A bill sponsored recently by Sen. Andy Dinniman, D-19, West Chester, would substitute the phrase "intellectual disability." The legislation reflects a recent trend among many advocates for the disabled to drop mental retardation, a term that has been in common use since the 1960s.
"It is time to move past using this archaic term - a term that has a derisive and hurtful connotation to our family members, friends and neighbors with intellectual disabilities," said Dinniman.
He calls his proposal the "words do matter" bill.
The bill would mandate use of the new phrase throughout state and local governments by renaming the 1966 Mental Health and Mental Retardation Act as the Mental Health and Intellectual Disability Act.
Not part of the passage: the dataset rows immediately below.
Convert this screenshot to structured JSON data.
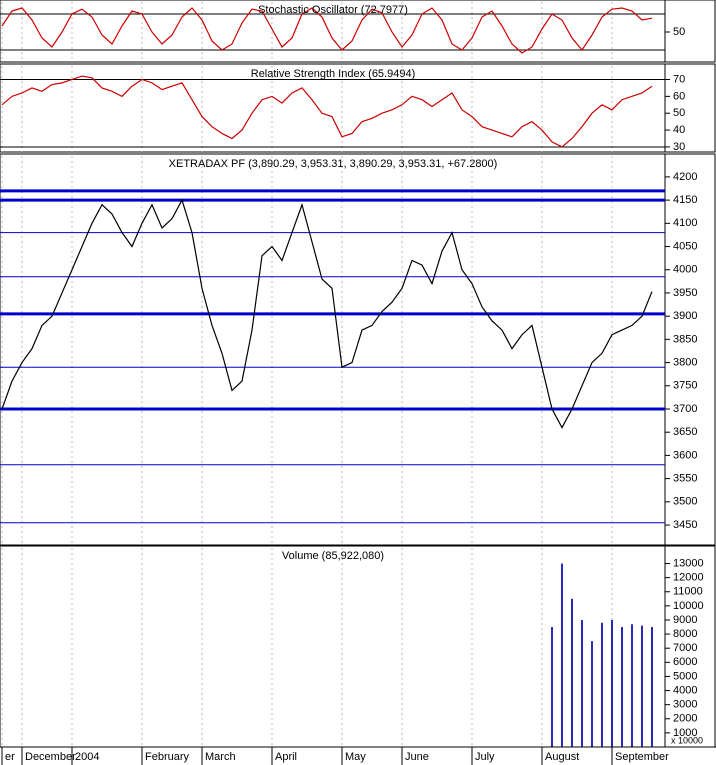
{
  "chart_data": [
    {
      "type": "line",
      "title": "Stochastic Oscillator (72.7977)",
      "color": "#cc0000",
      "ylim": [
        0,
        100
      ],
      "yticks": [
        50
      ],
      "levels": [
        20,
        80
      ],
      "values": [
        60,
        85,
        90,
        70,
        40,
        25,
        50,
        80,
        88,
        75,
        45,
        30,
        60,
        85,
        80,
        50,
        30,
        45,
        75,
        90,
        70,
        35,
        20,
        30,
        65,
        88,
        85,
        55,
        25,
        40,
        80,
        90,
        75,
        40,
        20,
        35,
        70,
        88,
        82,
        50,
        25,
        45,
        80,
        90,
        70,
        30,
        20,
        40,
        75,
        85,
        60,
        30,
        15,
        25,
        55,
        80,
        70,
        40,
        20,
        45,
        75,
        88,
        90,
        85,
        70,
        73
      ]
    },
    {
      "type": "line",
      "title": "Relative Strength Index (65.9494)",
      "color": "#cc0000",
      "ylim": [
        27,
        78
      ],
      "yticks": [
        30,
        40,
        50,
        60,
        70
      ],
      "levels": [
        30,
        70
      ],
      "values": [
        55,
        60,
        62,
        65,
        63,
        67,
        68,
        70,
        72,
        71,
        65,
        63,
        60,
        66,
        70,
        68,
        64,
        66,
        68,
        58,
        48,
        42,
        38,
        35,
        40,
        50,
        58,
        60,
        56,
        62,
        65,
        58,
        50,
        48,
        36,
        38,
        45,
        47,
        50,
        52,
        55,
        60,
        58,
        54,
        58,
        62,
        52,
        48,
        42,
        40,
        38,
        36,
        42,
        45,
        40,
        33,
        30,
        35,
        42,
        50,
        55,
        52,
        58,
        60,
        62,
        66
      ]
    },
    {
      "type": "line",
      "title": "XETRADAX PF (3,890.29, 3,953.31, 3,890.29, 3,953.31, +67.2800)",
      "color": "#000000",
      "ylim": [
        3407,
        4245
      ],
      "yticks": [
        3450,
        3500,
        3550,
        3600,
        3650,
        3700,
        3750,
        3800,
        3850,
        3900,
        3950,
        4000,
        4050,
        4100,
        4150,
        4200
      ],
      "levels": [
        4080,
        3985,
        3790,
        3580,
        3455
      ],
      "major_levels": [
        4170,
        4150,
        3905,
        3700
      ],
      "level_color": "#0000cc",
      "values": [
        3700,
        3760,
        3800,
        3830,
        3880,
        3900,
        3950,
        4000,
        4050,
        4100,
        4140,
        4120,
        4080,
        4050,
        4100,
        4140,
        4090,
        4110,
        4150,
        4080,
        3960,
        3880,
        3820,
        3740,
        3760,
        3870,
        4030,
        4050,
        4020,
        4080,
        4140,
        4060,
        3980,
        3960,
        3790,
        3800,
        3870,
        3880,
        3910,
        3930,
        3960,
        4020,
        4010,
        3970,
        4040,
        4080,
        4000,
        3970,
        3920,
        3890,
        3870,
        3830,
        3860,
        3880,
        3790,
        3700,
        3660,
        3700,
        3750,
        3800,
        3820,
        3860,
        3870,
        3880,
        3900,
        3953
      ]
    },
    {
      "type": "bar",
      "title": "Volume (85,922,080)",
      "color": "#2a2ab8",
      "multiplier_label": "x 10000",
      "ylim": [
        0,
        14100
      ],
      "yticks": [
        1000,
        2000,
        3000,
        4000,
        5000,
        6000,
        7000,
        8000,
        9000,
        10000,
        11000,
        12000,
        13000
      ],
      "categories": [
        "er",
        null,
        "December",
        null,
        null,
        null,
        null,
        "2004",
        null,
        null,
        null,
        null,
        null,
        null,
        "February",
        null,
        null,
        null,
        null,
        null,
        "March",
        null,
        null,
        null,
        null,
        null,
        null,
        "April",
        null,
        null,
        null,
        null,
        null,
        null,
        "May",
        null,
        null,
        null,
        null,
        null,
        "June",
        null,
        null,
        null,
        null,
        null,
        null,
        "July",
        null,
        null,
        null,
        null,
        null,
        null,
        "August",
        null,
        null,
        null,
        null,
        null,
        null,
        "September",
        null,
        null,
        null,
        null
      ],
      "values": [
        null,
        null,
        null,
        null,
        null,
        null,
        null,
        null,
        null,
        null,
        null,
        null,
        null,
        null,
        null,
        null,
        null,
        null,
        null,
        null,
        null,
        null,
        null,
        null,
        null,
        null,
        null,
        null,
        null,
        null,
        null,
        null,
        null,
        null,
        null,
        null,
        null,
        null,
        null,
        null,
        null,
        null,
        null,
        null,
        null,
        null,
        null,
        null,
        null,
        null,
        null,
        null,
        null,
        null,
        null,
        8500,
        13000,
        10500,
        9000,
        7500,
        8800,
        9000,
        8500,
        8700,
        8600,
        8500
      ]
    }
  ]
}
If the bill is enacted, noticeable changes would include new designations for the five state-run centers for the mentally retarded at White Haven, Selinsgrove, Polk, Hamburg and Ebensburg.
The bill defines intellectual disability as having "significant subaverage general intellectual functioning that is accompanied by significant limitations in adaptive functioning in at least two of the following skill areas: communication, self-care, home living, social and interpersonal skills, use of community resources, self-direction, functional academic skills, work, leisure, health and safety. The onset must occur before the individual's 22nd birthday."
A number of national advocacy groups began a movement several years ago to encourage the switch to intellectual disabilities, which is seen as more accurate and less pejorative, said Todd Dickinson, an official with ARC of Pennsylvania, an advocacy group.
Maryland adopted a language change law last year, while U.S. Sen. Barbara Mikulski, D-Md., has introduced similar legislation before Congress. Mikulski said her bill doesn't expand or diminish services, rights or educational opportunities.
Not all advocacy groups embrace the change.
VOR plans to keep its official name as "Voice of the Retarded." On its website at www.vor.net, VOR says it favors using mental retardation to refer to a defined group of people with defined services and eligibility criteria in contrast to the nondescriptive label of intellectual disabilities.